Musique - Yann Tiersen - Le Fabuleux Destin d'Amélie Poulain (2001)
Si le film de Jean-pierre Jeunet n’est pas musical, son succès doit beaucoup à la musique envoutante de Yann Tiersen.
Au point qu’on pense plus au film quand on entend du Yann Tiersen qu’à ses oeuvres précédentes. Un comble pour ce brestois, d’être accolé à l’image très montmartroise du film! Multi-instrumentiste, Tiersen est très lié au cinéma par des bandes sons réalisées très tôt, mais aussi pour le théatre. Mais si son nom gravite autour de la nouvelle scène rock de l’époque, autour de gens comme Dominique A. ou Les Têtes raides, la consécration publique n’arrive pas encore dans cette fin des années 90. Jusqu’à ce qu’un certain Jean-Pierre Jeunet ait envie de ses services.

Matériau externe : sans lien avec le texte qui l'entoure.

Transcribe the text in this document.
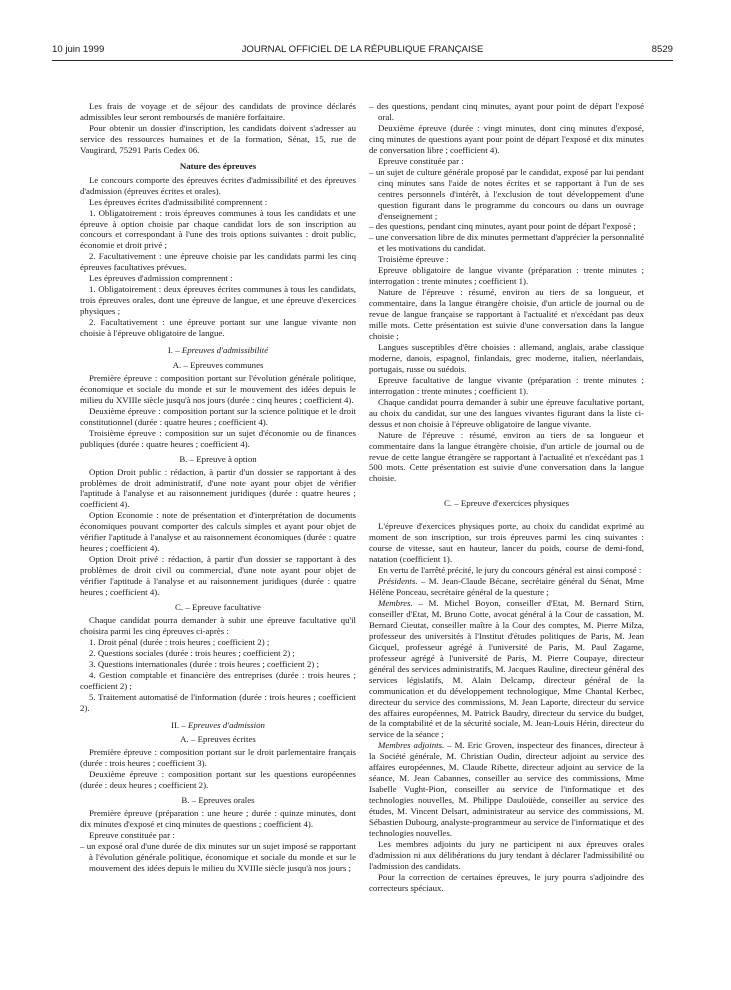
10 juin 1999	JOURNAL OFFICIEL DE LA RÉPUBLIQUE FRANÇAISE	8529

Les frais de voyage et de séjour des candidats de province déclarés admissibles leur seront remboursés de manière forfaitaire.

Pour obtenir un dossier d'inscription, les candidats doivent s'adresser au service des ressources humaines et de la formation, Sénat, 15, rue de Vaugirard, 75291 Paris Cedex 06.

Nature des épreuves

Le concours comporte des épreuves écrites d'admissibilité et des épreuves d'admission (épreuves écrites et orales).

Les épreuves écrites d'admissibilité comprennent :

1. Obligatoirement : trois épreuves communes à tous les candidats et une épreuve à option choisie par chaque candidat lors de son inscription au concours et correspondant à l'une des trois options suivantes : droit public, économie et droit privé ;

2. Facultativement : une épreuve choisie par les candidats parmi les cinq épreuves facultatives prévues.

Les épreuves d'admission comprennent :

1. Obligatoirement : deux épreuves écrites communes à tous les candidats, trois épreuves orales, dont une épreuve de langue, et une épreuve d'exercices physiques ;

2. Facultativement : une épreuve portant sur une langue vivante non choisie à l'épreuve obligatoire de langue.

I. – Epreuves d'admissibilité

A. – Epreuves communes

Première épreuve : composition portant sur l'évolution générale politique, économique et sociale du monde et sur le mouvement des idées depuis le milieu du XVIIIe siècle jusqu'à nos jours (durée : cinq heures ; coefficient 4).

Deuxième épreuve : composition portant sur la science politique et le droit constitutionnel (durée : quatre heures ; coefficient 4).

Troisième épreuve : composition sur un sujet d'économie ou de finances publiques (durée : quatre heures ; coefficient 4).

B. – Epreuve à option

Option Droit public : rédaction, à partir d'un dossier se rapportant à des problèmes de droit administratif, d'une note ayant pour objet de vérifier l'aptitude à l'analyse et au raisonnement juridiques (durée : quatre heures ; coefficient 4).

Option Economie : note de présentation et d'interprétation de documents économiques pouvant comporter des calculs simples et ayant pour objet de vérifier l'aptitude à l'analyse et au raisonnement économiques (durée : quatre heures ; coefficient 4).

Option Droit privé : rédaction, à partir d'un dossier se rapportant à des problèmes de droit civil ou commercial, d'une note ayant pour objet de vérifier l'aptitude à l'analyse et au raisonnement juridiques (durée : quatre heures ; coefficient 4).

C. – Epreuve facultative

Chaque candidat pourra demander à subir une épreuve facultative qu'il choisira parmi les cinq épreuves ci-après :

1. Droit pénal (durée : trois heures ; coefficient 2) ;

2. Questions sociales (durée : trois heures ; coefficient 2) ;

3. Questions internationales (durée : trois heures ; coefficient 2) ;

4. Gestion comptable et financière des entreprises (durée : trois heures ; coefficient 2) ;

5. Traitement automatisé de l'information (durée : trois heures ; coefficient 2).

II. – Epreuves d'admission

A. – Epreuves écrites

Première épreuve : composition portant sur le droit parlementaire français (durée : trois heures ; coefficient 3).

Deuxième épreuve : composition portant sur les questions européennes (durée : deux heures ; coefficient 2).

B. – Epreuves orales

Première épreuve (préparation : une heure ; durée : quinze minutes, dont dix minutes d'exposé et cinq minutes de questions ; coefficient 4).

Epreuve constituée par :

– un exposé oral d'une durée de dix minutes sur un sujet imposé se rapportant à l'évolution générale politique, économique et sociale du monde et sur le mouvement des idées depuis le milieu du XVIIIe siècle jusqu'à nos jours ;

– des questions, pendant cinq minutes, ayant pour point de départ l'exposé oral.

Deuxième épreuve (durée : vingt minutes, dont cinq minutes d'exposé, cinq minutes de questions ayant pour point de départ l'exposé et dix minutes de conversation libre ; coefficient 4).

Epreuve constituée par :

– un sujet de culture générale proposé par le candidat, exposé par lui pendant cinq minutes sans l'aide de notes écrites et se rapportant à l'un de ses centres personnels d'intérêt, à l'exclusion de tout développement d'une question figurant dans le programme du concours ou dans un ouvrage d'enseignement ;

– des questions, pendant cinq minutes, ayant pour point de départ l'exposé ;

– une conversation libre de dix minutes permettant d'apprécier la personnalité et les motivations du candidat.

Troisième épreuve :

Epreuve obligatoire de langue vivante (préparation : trente minutes ; interrogation : trente minutes ; coefficient 1).

Nature de l'épreuve : résumé, environ au tiers de sa longueur, et commentaire, dans la langue étrangère choisie, d'un article de journal ou de revue de langue française se rapportant à l'actualité et n'excédant pas deux mille mots. Cette présentation est suivie d'une conversation dans la langue choisie ;

Langues susceptibles d'être choisies : allemand, anglais, arabe classique moderne, danois, espagnol, finlandais, grec moderne, italien, néerlandais, portugais, russe ou suédois.

Epreuve facultative de langue vivante (préparation : trente minutes ; interrogation : trente minutes ; coefficient 1).

Chaque candidat pourra demander à subir une épreuve facultative portant, au choix du candidat, sur une des langues vivantes figurant dans la liste ci-dessus et non choisie à l'épreuve obligatoire de langue vivante.

Nature de l'épreuve : résumé, environ au tiers de sa longueur et commentaire dans la langue étrangère choisie, d'un article de journal ou de revue de cette langue étrangère se rapportant à l'actualité et n'excédant pas 1 500 mots. Cette présentation est suivie d'une conversation dans la langue choisie.

C. – Epreuve d'exercices physiques

L'épreuve d'exercices physiques porte, au choix du candidat exprimé au moment de son inscription, sur trois épreuves parmi les cinq suivantes : course de vitesse, saut en hauteur, lancer du poids, course de demi-fond, natation (coefficient 1).

En vertu de l'arrêté précité, le jury du concours général est ainsi composé :

Présidents. – M. Jean-Claude Bécane, secrétaire général du Sénat, Mme Hélène Ponceau, secrétaire général de la questure ;

Membres. – M. Michel Boyon, conseiller d'Etat, M. Bernard Stirn, conseiller d'Etat, M. Bruno Cotte, avocat général à la Cour de cassation, M. Bernard Cieutat, conseiller maître à la Cour des comptes, M. Pierre Milza, professeur des universités à l'Institut d'études politiques de Paris, M. Jean Gicquel, professeur agrégé à l'université de Paris, M. Paul Zagame, professeur agrégé à l'université de Paris, M. Pierre Coupaye, directeur général des services administratifs, M. Jacques Rauline, directeur général des services législatifs, M. Alain Delcamp, directeur général de la communication et du développement technologique, Mme Chantal Kerbec, directeur du service des commissions, M. Jean Laporte, directeur du service des affaires européennes, M. Patrick Baudry, directeur du service du budget, de la comptabilité et de la sécurité sociale, M. Jean-Louis Hérin, directeur du service de la séance ;

Membres adjoints. – M. Eric Groven, inspecteur des finances, directeur à la Société générale, M. Christian Oudin, directeur adjoint au service des affaires européennes, M. Claude Ribette, directeur adjoint au service de la séance, M. Jean Cabannes, conseiller au service des commissions, Mme Isabelle Vught-Pion, conseiller au service de l'informatique et des technologies nouvelles, M. Philippe Dauloüède, conseiller au service des études, M. Vincent Delsart, administrateur au service des commissions, M. Sébastien Dubourg, analyste-programmeur au service de l'informatique et des technologies nouvelles.

Les membres adjoints du jury ne participent ni aux épreuves orales d'admission ni aux délibérations du jury tendant à déclarer l'admissibilité ou l'admission des candidats.

Pour la correction de certaines épreuves, le jury pourra s'adjoindre des correcteurs spéciaux.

Tout le paradoxe de cette bande son est qu’elle n’est pas originale mais reprend des titres des précédents albums de l’artiste. Et pourtant l’ensemble paraît totalement cohérent. Ainsi le premier titre, “j’y suis jamais allé”, date du Rue des cascades sorti 6 ans plus tôt. Est-ce l’accordéon qui rend cette atmosphère très rétro et parisienne ? Ou bien encore le son façon boite à musique qui donne ce coté enfantin et nostalgique? En tout cas, cela s’enchaîne parfaitement avec “Les jours tristes” de l’album L’absente sorti quelques mois plus tôt (2001). Il y a en effet un goût de la mélodie tout autant que du son d’instruments qu’on a rangé très souvent dans la ringardise. Avec Tiersen, ils semblent prendre une nouvelle vie, de l’ampleur, comme ces cuivres qui répondent aux violons et à l’accordéon. Cet accordéon est le coeur même de l’album, surtout sur la “Valse d’Amélie” morceau original qui nous fait virevolter sur les pas de l’héroïne. Et dire que Jeunet a découvert l’artiste par hasard avec une cassette d’un stagiaire! Mais Tiersen sait aussi nous émouvoir avec quelques notes de piano, comme dans cette “Comptine d’un autre été : l’après midi.” Ce coté épuré le rapproche paradoxalement du talent de Joe Hisaishi, bien qu’il utilise beaucoup moins les silences.
“La Noyée”, issu de l’album Le Phare reste apparenté à la valse de l’héroïne. Au point qu’il s’enchaine avec cette autre valse plus lente, plus grave mais toujours avec ces sons caractéristiques. On trouve aussi ce clavier particulier, les Ondes Martenot, sur “A quai”, par exemple. Mais il y a aussi ces quelques notes dans “Le Moulin” qui rompent l’ambiance tout en l’installant. C’est justement ce que l’on recherche dans une musique de film et ce que cherchait l’orfèvre Jeunet pour qui rien n’est laissé au hasard. Il va jusqu’à reprendre un titre du premier album de Tiersen, obtenir des variations sur le thème de la valse. Le choix d’un titre de Fréhel n’est évidemment pas un hasard puisqu’elle symbolise Paris et sa gouaille….tout en étant d’origine bretonne. Et même quand Tiersen semble s’éloigner de ses instruments comme dans “Soir de Fête”, il y revient par l’accordéon. L’ensemble aurait pu devenir une compilation de Yann Tiersen avant l’heure mais par l’entremise du film, les morceaux prennent une deuxième vie, s’articulent les uns aux autres. D’ailleurs Tiersen ne considère pas cela comme une bande originale de film, comme il a pu en composer par ailleurs. La Valse, omniprésente, termine en beauté cette parenthèse temporelle.
Yann Tiersen atteint une consécration internationale qui le fait écrire des musiques de films (Good Bye Lenin!), ou des projets plus intimistes. On le retrouve avec l’autre breton Christophe Miossec, avec ses comparses du passé, toujours proche de sa bretagne. Le succès de cette bande originale atypique ne lui aura pas fait tourner la tête comme peuvent le faire les valses. Il lui aura juste permis d’explorer encore plus librement sa musique. Mais pour le spectateur, elle a installé ses notes de musique dans l’inconscient collectif. A se demander même parfois si Amélie n’aurait pas trop eclipsé son auteur.